What does it take to publish a brilliant feature story, pictures, and cover design when there's no electricity or internet, and writers are pinned down by 100 mph winds?
The answer is ingenuity, luck, and communication over more than 6,000 miles.
Miami New Times doesn't have fancy generators or a bomb-shelter-protected press onsite, so covering nasty Hurricane Irma and her aftermath was more complicated for us than other media outlets. Yet we nailed every minute of the storm, from its first winds to the continuing recovery.
Writers and photographers fanned out across South Florida before the hurricane hit — from Kendall to Plantation — including Jessica Lipscomb, Brittany Shammas, Jerry Iannelli, Laine Doss, Douglas Markowitz, Zachary Fagenson, Ciara LaVelle, Michele Eve Sandberg, George Martinez, and Amadeus McCaskill. Web editor Jose Duran boarded a Royal Caribbean ship that took cruise line employees and some passengers to safety by traveling around the storm to the western edge of Cuba, about 500 miles from Miami.
By Saturday afternoon, power, internet, and phone service had gone out in the newspaper office in Wynwood, and cell-phone service and power were spotty throughout the region. By Sunday morning, power was all but gone around South Florida.
That's where luck came in. New Times managing editor Tim Elfrink had been called to Saint Louis before the storm for family reasons. After driving 1,200 miles, he was able to take feeds from reporters who somehow found phone lines or data service throughout Irma's attack, keeping a live blog on the storm going throughout the weekend.
After the storm cleared Sunday and Monday, the staff combed the county looking for stories of recovery. (Writing fellow Isabella Vi Gomes also sent dispatches from the New York area, 1,300 miles north.)

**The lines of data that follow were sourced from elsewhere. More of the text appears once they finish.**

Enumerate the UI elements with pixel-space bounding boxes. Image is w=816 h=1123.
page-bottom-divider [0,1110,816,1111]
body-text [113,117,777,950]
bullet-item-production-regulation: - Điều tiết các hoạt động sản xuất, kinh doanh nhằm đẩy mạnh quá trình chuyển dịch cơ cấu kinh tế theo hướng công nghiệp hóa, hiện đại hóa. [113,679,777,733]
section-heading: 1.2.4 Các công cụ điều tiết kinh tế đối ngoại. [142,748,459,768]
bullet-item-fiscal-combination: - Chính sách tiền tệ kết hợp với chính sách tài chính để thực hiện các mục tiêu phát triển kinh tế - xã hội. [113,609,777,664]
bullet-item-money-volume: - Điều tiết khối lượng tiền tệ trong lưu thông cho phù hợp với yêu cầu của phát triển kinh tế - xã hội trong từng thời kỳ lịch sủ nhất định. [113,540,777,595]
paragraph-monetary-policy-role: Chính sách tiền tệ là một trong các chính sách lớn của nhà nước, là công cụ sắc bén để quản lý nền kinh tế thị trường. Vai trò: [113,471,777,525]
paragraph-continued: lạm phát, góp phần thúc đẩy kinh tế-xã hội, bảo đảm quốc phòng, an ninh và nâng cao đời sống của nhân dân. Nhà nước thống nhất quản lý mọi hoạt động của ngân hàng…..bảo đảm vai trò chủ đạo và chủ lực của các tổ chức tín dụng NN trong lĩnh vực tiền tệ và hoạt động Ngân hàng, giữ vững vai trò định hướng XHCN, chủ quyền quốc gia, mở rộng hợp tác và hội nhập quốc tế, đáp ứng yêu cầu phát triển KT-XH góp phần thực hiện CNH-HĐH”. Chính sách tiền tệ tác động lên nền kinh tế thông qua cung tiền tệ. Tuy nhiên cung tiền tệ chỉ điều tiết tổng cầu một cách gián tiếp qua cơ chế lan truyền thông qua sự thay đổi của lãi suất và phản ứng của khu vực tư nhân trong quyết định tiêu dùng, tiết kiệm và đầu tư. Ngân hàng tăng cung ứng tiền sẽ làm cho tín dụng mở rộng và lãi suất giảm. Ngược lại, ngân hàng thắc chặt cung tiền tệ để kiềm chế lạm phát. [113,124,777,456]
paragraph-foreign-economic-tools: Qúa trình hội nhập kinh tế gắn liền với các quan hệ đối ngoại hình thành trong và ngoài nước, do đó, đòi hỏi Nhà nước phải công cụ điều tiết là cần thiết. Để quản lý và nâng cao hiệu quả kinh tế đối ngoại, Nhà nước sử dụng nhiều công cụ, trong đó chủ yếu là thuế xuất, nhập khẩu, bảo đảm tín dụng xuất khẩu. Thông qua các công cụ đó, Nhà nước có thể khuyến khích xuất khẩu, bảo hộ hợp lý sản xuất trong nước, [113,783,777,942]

Elfrink eventually compiled all of the reports into a narrative feature about Irma and sent the piece back to Miami for editing. (I worked from the living room of a neighbor, Mike Rheault, who was one of few not to lose power.)
With much of the staff sidelined, backups took over from there. Copyeditor Mary Louise English read the story in Daytona Beach and then forwarded it to designer Darrick Rainey in Los Angeles, 2,700 miles away. McCaskill and Sandberg also sent photos to Miami art director Kristin Bjornsen, who edited the work before sending it to L.A.
Rainey compiled everything — a day after the newspaper's normal weekly print deadline — and sent it to Stuart Web, 100 miles north of Miami, where it was printed, assembled, and trucked to Miami before being delivered to hundreds of stands and businesses.
So not only did our storm coverage garner about a half-million page views before Irma even hit, but the paper was also delivered on time to those who needed the information and still didn't have power. And that is what a newspaper is supposed to do.